The proposals, which include scrapping the traditional academic calendar and breaking down institutional ivory towers, come in a policy paper submitted to the Department for Education and Employment by the Training and Enterprise Council national council.
The paper, Developing a Learning Society: a lifetime of learning, a lifetime of work, has been described as an "outstanding analysis" by John Seymore, the civil servant who is pooling submissions and drafting the white paper.
Resulting legislation is likely to have high priority in the next session of Parliament.
The paper spells out "the big picture" - what a true learning society should look like, said Mary Lord, the paper's key author and director of training and education at the TEC National Council. "We are selling a vision for the next century."
Universities may need to prepare for a radically different role in the future, she said. "Higher education shouldn't just be about institutions. Learning should take place not in ivory tower institutions, but in all sorts of other environments.

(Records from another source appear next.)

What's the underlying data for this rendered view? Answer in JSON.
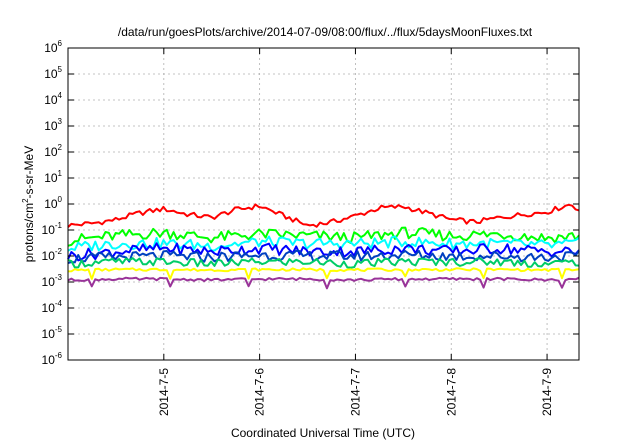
{
  "chart_data": {
    "type": "line",
    "title": "/data/run/goesPlots/archive/2014-07-09/08:00/flux/../flux/5daysMoonFluxes.txt",
    "xlabel": "Coordinated Universal Time (UTC)",
    "ylabel_parts": [
      "protons/cm",
      "2",
      "-s-sr-MeV"
    ],
    "y_scale": "log",
    "ylim": [
      1e-06,
      1000000.0
    ],
    "y_tick_exponents": [
      -6,
      -5,
      -4,
      -3,
      -2,
      -1,
      0,
      1,
      2,
      3,
      4,
      5,
      6
    ],
    "y_tick_base": "10",
    "xlim": [
      "2014-07-04T00:00",
      "2014-07-09T08:00"
    ],
    "x_ticks": [
      "2014-7-5",
      "2014-7-6",
      "2014-7-7",
      "2014-7-8",
      "2014-7-9"
    ],
    "grid": true,
    "legend": "none",
    "series": [
      {
        "color": "#ff0000",
        "x": [
          "2014-07-04T00:00",
          "2014-07-04T06:00",
          "2014-07-04T12:00",
          "2014-07-04T18:00",
          "2014-07-05T00:00",
          "2014-07-05T06:00",
          "2014-07-05T12:00",
          "2014-07-05T18:00",
          "2014-07-06T00:00",
          "2014-07-06T06:00",
          "2014-07-06T12:00",
          "2014-07-06T18:00",
          "2014-07-07T00:00",
          "2014-07-07T06:00",
          "2014-07-07T12:00",
          "2014-07-07T18:00",
          "2014-07-08T00:00",
          "2014-07-08T06:00",
          "2014-07-08T12:00",
          "2014-07-08T18:00",
          "2014-07-09T00:00",
          "2014-07-09T06:00",
          "2014-07-09T08:00"
        ],
        "y": [
          0.15,
          0.18,
          0.25,
          0.45,
          0.65,
          0.4,
          0.3,
          0.6,
          0.85,
          0.35,
          0.15,
          0.2,
          0.35,
          0.7,
          0.8,
          0.45,
          0.25,
          0.2,
          0.3,
          0.4,
          0.5,
          1.0,
          0.6
        ]
      },
      {
        "color": "#00ff00",
        "x": [
          "2014-07-04T00:00",
          "2014-07-04T12:00",
          "2014-07-05T00:00",
          "2014-07-05T12:00",
          "2014-07-06T00:00",
          "2014-07-06T12:00",
          "2014-07-07T00:00",
          "2014-07-07T12:00",
          "2014-07-08T00:00",
          "2014-07-08T12:00",
          "2014-07-09T00:00",
          "2014-07-09T08:00"
        ],
        "y": [
          0.04,
          0.06,
          0.08,
          0.05,
          0.07,
          0.06,
          0.05,
          0.08,
          0.06,
          0.07,
          0.05,
          0.06
        ]
      },
      {
        "color": "#00ffff",
        "x": [
          "2014-07-04T00:00",
          "2014-07-04T12:00",
          "2014-07-05T00:00",
          "2014-07-05T12:00",
          "2014-07-06T00:00",
          "2014-07-06T12:00",
          "2014-07-07T00:00",
          "2014-07-07T12:00",
          "2014-07-08T00:00",
          "2014-07-08T12:00",
          "2014-07-09T00:00",
          "2014-07-09T08:00"
        ],
        "y": [
          0.02,
          0.03,
          0.03,
          0.025,
          0.035,
          0.03,
          0.03,
          0.035,
          0.03,
          0.03,
          0.025,
          0.03
        ]
      },
      {
        "color": "#0000ff",
        "x": [
          "2014-07-04T00:00",
          "2014-07-04T12:00",
          "2014-07-05T00:00",
          "2014-07-05T12:00",
          "2014-07-06T00:00",
          "2014-07-06T12:00",
          "2014-07-07T00:00",
          "2014-07-07T12:00",
          "2014-07-08T00:00",
          "2014-07-08T12:00",
          "2014-07-09T00:00",
          "2014-07-09T08:00"
        ],
        "y": [
          0.01,
          0.015,
          0.02,
          0.015,
          0.02,
          0.015,
          0.015,
          0.02,
          0.015,
          0.02,
          0.015,
          0.015
        ]
      },
      {
        "color": "#0040c0",
        "x": [
          "2014-07-04T00:00",
          "2014-07-04T12:00",
          "2014-07-05T00:00",
          "2014-07-05T12:00",
          "2014-07-06T00:00",
          "2014-07-06T12:00",
          "2014-07-07T00:00",
          "2014-07-07T12:00",
          "2014-07-08T00:00",
          "2014-07-08T12:00",
          "2014-07-09T00:00",
          "2014-07-09T08:00"
        ],
        "y": [
          0.008,
          0.009,
          0.01,
          0.009,
          0.011,
          0.01,
          0.01,
          0.011,
          0.01,
          0.01,
          0.009,
          0.01
        ]
      },
      {
        "color": "#00cc66",
        "x": [
          "2014-07-04T00:00",
          "2014-07-04T12:00",
          "2014-07-05T00:00",
          "2014-07-05T12:00",
          "2014-07-06T00:00",
          "2014-07-06T12:00",
          "2014-07-07T00:00",
          "2014-07-07T12:00",
          "2014-07-08T00:00",
          "2014-07-08T12:00",
          "2014-07-09T00:00",
          "2014-07-09T08:00"
        ],
        "y": [
          0.005,
          0.006,
          0.006,
          0.005,
          0.006,
          0.006,
          0.005,
          0.006,
          0.006,
          0.006,
          0.005,
          0.006
        ]
      },
      {
        "color": "#ffff00",
        "x": [
          "2014-07-04T00:00",
          "2014-07-04T12:00",
          "2014-07-05T00:00",
          "2014-07-05T12:00",
          "2014-07-06T00:00",
          "2014-07-06T12:00",
          "2014-07-07T00:00",
          "2014-07-07T12:00",
          "2014-07-08T00:00",
          "2014-07-08T12:00",
          "2014-07-09T00:00",
          "2014-07-09T08:00"
        ],
        "y": [
          0.0028,
          0.003,
          0.003,
          0.0029,
          0.003,
          0.003,
          0.0029,
          0.003,
          0.003,
          0.003,
          0.0029,
          0.003
        ]
      },
      {
        "color": "#993399",
        "x": [
          "2014-07-04T00:00",
          "2014-07-04T12:00",
          "2014-07-05T00:00",
          "2014-07-05T12:00",
          "2014-07-06T00:00",
          "2014-07-06T12:00",
          "2014-07-07T00:00",
          "2014-07-07T12:00",
          "2014-07-08T00:00",
          "2014-07-08T12:00",
          "2014-07-09T00:00",
          "2014-07-09T08:00"
        ],
        "y": [
          0.0012,
          0.0013,
          0.0013,
          0.0012,
          0.0013,
          0.0013,
          0.0012,
          0.0013,
          0.0013,
          0.0013,
          0.0012,
          0.0013
        ]
      }
    ]
  }
}
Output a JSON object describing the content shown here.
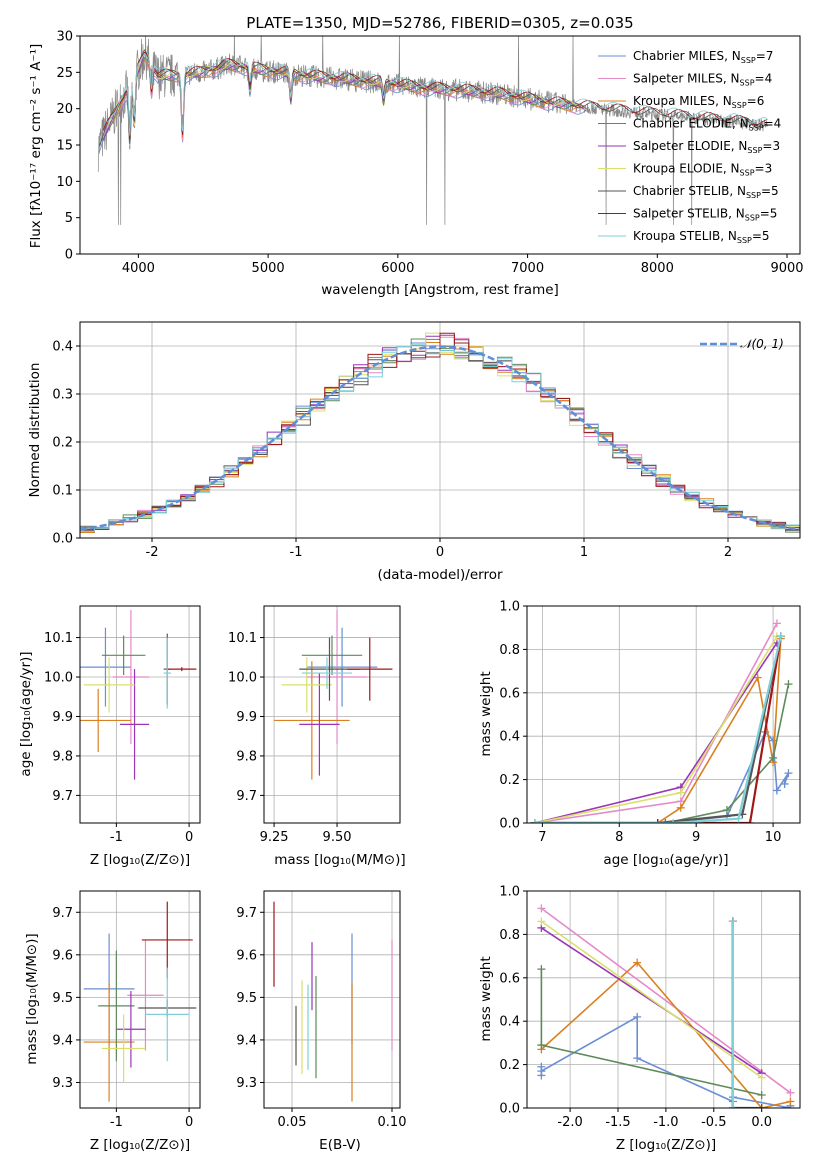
{
  "palette": [
    "#6a8fd4",
    "#e58ac8",
    "#d98020",
    "#5f8a5a",
    "#9a35b8",
    "#d9e06a",
    "#555555",
    "#a01818",
    "#7fd0d8"
  ],
  "chart_data": [
    {
      "id": "spectrum",
      "type": "line",
      "title": "PLATE=1350, MJD=52786, FIBERID=0305, z=0.035",
      "xlabel": "wavelength [Angstrom, rest frame]",
      "ylabel": "Flux [fλ10⁻¹⁷ erg cm⁻² s⁻¹ A⁻¹]",
      "xlim": [
        3550,
        9100
      ],
      "ylim": [
        0,
        30
      ],
      "xticks": [
        4000,
        5000,
        6000,
        7000,
        8000,
        9000
      ],
      "yticks": [
        0,
        5,
        10,
        15,
        20,
        25,
        30
      ],
      "data_series": {
        "name": "",
        "color": "#888888"
      },
      "data_knots": {
        "x": [
          3690,
          3750,
          3850,
          3950,
          4050,
          4150,
          4300,
          4500,
          4700,
          5000,
          5300,
          5600,
          5900,
          6200,
          6500,
          6800,
          7100,
          7400,
          7700,
          8000,
          8300,
          8600,
          8850
        ],
        "y": [
          14.5,
          17,
          20.5,
          23.5,
          27.5,
          24.5,
          24.5,
          25,
          26,
          25.2,
          24.5,
          24,
          23.5,
          22.8,
          22.5,
          22,
          21,
          20.3,
          19.7,
          19.2,
          18.7,
          18.2,
          17.6
        ]
      },
      "dips": [
        {
          "x": 3934,
          "depth": 6.5
        },
        {
          "x": 3968,
          "depth": 5.5
        },
        {
          "x": 4101,
          "depth": 3
        },
        {
          "x": 4340,
          "depth": 7
        },
        {
          "x": 4861,
          "depth": 2.5
        },
        {
          "x": 5175,
          "depth": 3
        },
        {
          "x": 5890,
          "depth": 2
        }
      ],
      "legend": [
        {
          "label": "Chabrier MILES",
          "nssp": "7"
        },
        {
          "label": "Salpeter MILES",
          "nssp": "4"
        },
        {
          "label": "Kroupa MILES",
          "nssp": "6"
        },
        {
          "label": "Chabrier ELODIE",
          "nssp": "4"
        },
        {
          "label": "Salpeter ELODIE",
          "nssp": "3"
        },
        {
          "label": "Kroupa ELODIE",
          "nssp": "3"
        },
        {
          "label": "Chabrier STELIB",
          "nssp": "5"
        },
        {
          "label": "Salpeter STELIB",
          "nssp": "5"
        },
        {
          "label": "Kroupa STELIB",
          "nssp": "5"
        }
      ],
      "legend_placement": "top-right"
    },
    {
      "id": "residuals",
      "type": "histogram",
      "xlabel": "(data-model)/error",
      "ylabel": "Normed distribution",
      "xlim": [
        -2.5,
        2.5
      ],
      "ylim": [
        0,
        0.45
      ],
      "xticks": [
        -2,
        -1,
        0,
        1,
        2
      ],
      "yticks": [
        0.0,
        0.1,
        0.2,
        0.3,
        0.4
      ],
      "bins": 50,
      "grid": true,
      "curve_label": "𝒩(0, 1)",
      "curve_color": "#5f8fd8",
      "legend_placement": "top-right"
    },
    {
      "id": "age_vs_Z",
      "type": "errorbar",
      "xlabel": "Z [log₁₀(Z/Z⊙)]",
      "ylabel": "age  [log₁₀(age/yr)]",
      "xlim": [
        -1.5,
        0.15
      ],
      "ylim": [
        9.63,
        10.18
      ],
      "xticks": [
        -1,
        0
      ],
      "yticks": [
        9.7,
        9.8,
        9.9,
        10.0,
        10.1
      ],
      "grid": true,
      "points": [
        {
          "x": -1.15,
          "xerr": 0.35,
          "y": 10.025,
          "yerr": 0.1
        },
        {
          "x": -0.8,
          "xerr": 0.25,
          "y": 10.0,
          "yerr": 0.17
        },
        {
          "x": -1.25,
          "xerr": 0.45,
          "y": 9.89,
          "yerr": 0.08
        },
        {
          "x": -0.9,
          "xerr": 0.3,
          "y": 10.055,
          "yerr": 0.05
        },
        {
          "x": -0.75,
          "xerr": 0.2,
          "y": 9.88,
          "yerr": 0.14
        },
        {
          "x": -1.1,
          "xerr": 0.35,
          "y": 9.98,
          "yerr": 0.07
        },
        {
          "x": -0.3,
          "xerr": 0.05,
          "y": 10.02,
          "yerr": 0.09
        },
        {
          "x": -0.1,
          "xerr": 0.2,
          "y": 10.02,
          "yerr": 0.005
        },
        {
          "x": -0.3,
          "xerr": 0.05,
          "y": 10.01,
          "yerr": 0.09
        }
      ]
    },
    {
      "id": "age_vs_mass",
      "type": "errorbar",
      "xlabel": "mass [log₁₀(M/M⊙)]",
      "ylabel": "",
      "xlim": [
        9.21,
        9.75
      ],
      "ylim": [
        9.63,
        10.18
      ],
      "xticks": [
        9.25,
        9.5
      ],
      "yticks": [
        9.7,
        9.8,
        9.9,
        10.0,
        10.1
      ],
      "grid": true,
      "points": [
        {
          "x": 9.52,
          "xerr": 0.14,
          "y": 10.025,
          "yerr": 0.1
        },
        {
          "x": 9.5,
          "xerr": 0.12,
          "y": 10.0,
          "yerr": 0.17
        },
        {
          "x": 9.4,
          "xerr": 0.15,
          "y": 9.89,
          "yerr": 0.15
        },
        {
          "x": 9.48,
          "xerr": 0.12,
          "y": 10.055,
          "yerr": 0.05
        },
        {
          "x": 9.43,
          "xerr": 0.08,
          "y": 9.88,
          "yerr": 0.13
        },
        {
          "x": 9.38,
          "xerr": 0.1,
          "y": 9.98,
          "yerr": 0.07
        },
        {
          "x": 9.47,
          "xerr": 0.12,
          "y": 10.02,
          "yerr": 0.08
        },
        {
          "x": 9.63,
          "xerr": 0.09,
          "y": 10.02,
          "yerr": 0.08
        },
        {
          "x": 9.46,
          "xerr": 0.1,
          "y": 10.01,
          "yerr": 0.04
        }
      ]
    },
    {
      "id": "mass_weight_vs_age",
      "type": "line",
      "xlabel": "age  [log₁₀(age/yr)]",
      "ylabel": "mass weight",
      "xlim": [
        6.8,
        10.35
      ],
      "ylim": [
        0,
        1
      ],
      "xticks": [
        7,
        8,
        9,
        10
      ],
      "yticks": [
        0.0,
        0.2,
        0.4,
        0.6,
        0.8,
        1.0
      ],
      "grid": true,
      "series": [
        {
          "x": [
            6.9,
            8.6,
            9.4,
            9.9,
            10.0,
            10.05,
            10.2,
            10.15
          ],
          "y": [
            0,
            0.0,
            0.03,
            0.42,
            0.38,
            0.15,
            0.23,
            0.18
          ]
        },
        {
          "x": [
            6.9,
            8.8,
            10.05
          ],
          "y": [
            0,
            0.1,
            0.92
          ]
        },
        {
          "x": [
            6.9,
            8.5,
            8.8,
            9.8,
            10.0,
            10.1
          ],
          "y": [
            0,
            0.0,
            0.07,
            0.67,
            0.28,
            0.85
          ]
        },
        {
          "x": [
            6.9,
            8.6,
            9.4,
            10.0,
            10.2
          ],
          "y": [
            0,
            0.0,
            0.06,
            0.3,
            0.64
          ]
        },
        {
          "x": [
            6.9,
            8.8,
            10.05
          ],
          "y": [
            0,
            0.165,
            0.83
          ]
        },
        {
          "x": [
            6.9,
            8.8,
            10.05
          ],
          "y": [
            0,
            0.14,
            0.86
          ]
        },
        {
          "x": [
            6.9,
            8.5,
            9.6,
            10.1
          ],
          "y": [
            0,
            0.0,
            0.04,
            0.86
          ]
        },
        {
          "x": [
            6.9,
            8.5,
            9.7,
            10.1
          ],
          "y": [
            0,
            0.0,
            0.0,
            0.86
          ]
        },
        {
          "x": [
            6.9,
            8.7,
            9.55,
            10.1
          ],
          "y": [
            0,
            0.0,
            0.02,
            0.86
          ]
        }
      ]
    },
    {
      "id": "mass_vs_Z",
      "type": "errorbar",
      "xlabel": "Z [log₁₀(Z/Z⊙)]",
      "ylabel": "mass [log₁₀(M/M⊙)]",
      "xlim": [
        -1.5,
        0.15
      ],
      "ylim": [
        9.24,
        9.75
      ],
      "xticks": [
        -1,
        0
      ],
      "yticks": [
        9.3,
        9.4,
        9.5,
        9.6,
        9.7
      ],
      "grid": true,
      "points": [
        {
          "x": -1.1,
          "xerr": 0.35,
          "y": 9.52,
          "yerr": 0.13
        },
        {
          "x": -0.6,
          "xerr": 0.25,
          "y": 9.505,
          "yerr": 0.13
        },
        {
          "x": -1.1,
          "xerr": 0.35,
          "y": 9.395,
          "yerr": 0.14
        },
        {
          "x": -1.0,
          "xerr": 0.25,
          "y": 9.48,
          "yerr": 0.13
        },
        {
          "x": -0.8,
          "xerr": 0.2,
          "y": 9.425,
          "yerr": 0.09
        },
        {
          "x": -0.9,
          "xerr": 0.3,
          "y": 9.38,
          "yerr": 0.08
        },
        {
          "x": -0.3,
          "xerr": 0.4,
          "y": 9.475,
          "yerr": 0.02
        },
        {
          "x": -0.3,
          "xerr": 0.35,
          "y": 9.635,
          "yerr": 0.09
        },
        {
          "x": -0.3,
          "xerr": 0.3,
          "y": 9.46,
          "yerr": 0.11
        }
      ]
    },
    {
      "id": "mass_vs_ebv",
      "type": "errorbar",
      "xlabel": "E(B-V)",
      "ylabel": "",
      "xlim": [
        0.036,
        0.104
      ],
      "ylim": [
        9.24,
        9.75
      ],
      "xticks": [
        0.05,
        0.1
      ],
      "yticks": [
        9.3,
        9.4,
        9.5,
        9.6,
        9.7
      ],
      "grid": true,
      "points": [
        {
          "x": 0.08,
          "xerr": 0.0,
          "y": 9.52,
          "yerr": 0.13
        },
        {
          "x": 0.1,
          "xerr": 0.0,
          "y": 9.505,
          "yerr": 0.13
        },
        {
          "x": 0.08,
          "xerr": 0.0,
          "y": 9.395,
          "yerr": 0.14
        },
        {
          "x": 0.062,
          "xerr": 0.0,
          "y": 9.43,
          "yerr": 0.12
        },
        {
          "x": 0.06,
          "xerr": 0.0,
          "y": 9.55,
          "yerr": 0.08
        },
        {
          "x": 0.055,
          "xerr": 0.0,
          "y": 9.43,
          "yerr": 0.11
        },
        {
          "x": 0.052,
          "xerr": 0.0,
          "y": 9.41,
          "yerr": 0.07
        },
        {
          "x": 0.041,
          "xerr": 0.0,
          "y": 9.625,
          "yerr": 0.1
        },
        {
          "x": 0.058,
          "xerr": 0.0,
          "y": 9.43,
          "yerr": 0.1
        }
      ]
    },
    {
      "id": "mass_weight_vs_Z",
      "type": "line",
      "xlabel": "Z [log₁₀(Z/Z⊙)]",
      "ylabel": "mass weight",
      "xlim": [
        -2.45,
        0.4
      ],
      "ylim": [
        0,
        1
      ],
      "xticks": [
        -2.0,
        -1.5,
        -1.0,
        -0.5,
        0.0
      ],
      "yticks": [
        0.0,
        0.2,
        0.4,
        0.6,
        0.8,
        1.0
      ],
      "grid": true,
      "series": [
        {
          "x": [
            -2.3,
            -2.3,
            -2.3,
            -1.3,
            -1.3,
            -0.3,
            -0.3,
            0.3,
            0.3
          ],
          "y": [
            0.15,
            0.19,
            0.17,
            0.42,
            0.23,
            0.03,
            0.05,
            0.0,
            0.01
          ]
        },
        {
          "x": [
            -2.3,
            0.3
          ],
          "y": [
            0.92,
            0.07
          ]
        },
        {
          "x": [
            -2.3,
            -1.3,
            0.0,
            0.3
          ],
          "y": [
            0.27,
            0.67,
            0.0,
            0.03
          ]
        },
        {
          "x": [
            -2.3,
            -2.3,
            0.0
          ],
          "y": [
            0.64,
            0.29,
            0.06
          ]
        },
        {
          "x": [
            -2.3,
            0.0
          ],
          "y": [
            0.83,
            0.16
          ]
        },
        {
          "x": [
            -2.3,
            0.0
          ],
          "y": [
            0.86,
            0.14
          ]
        },
        {
          "x": [
            -0.3,
            -0.3,
            0.0
          ],
          "y": [
            0.86,
            0.0,
            0.0
          ]
        },
        {
          "x": [
            -0.3,
            -0.3
          ],
          "y": [
            0.86,
            0.0
          ]
        },
        {
          "x": [
            -0.3,
            -0.3
          ],
          "y": [
            0.86,
            0.0
          ]
        }
      ]
    }
  ]
}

"If we are going to take learning to learners, we can't expect individuals to always access through formal institutions. We have to turn the institutions inside-out."
She said that 50 per cent of the workforce should be in formal education each year. Her proposals include a greater commitment from universities to franchise degrees to employers, and to work more closely with their local communities.
"Rather than the traditional role of teacher or instructor," the report said, institutions should move towards designing "customised learning programmes" and providing learning technology and materials to others.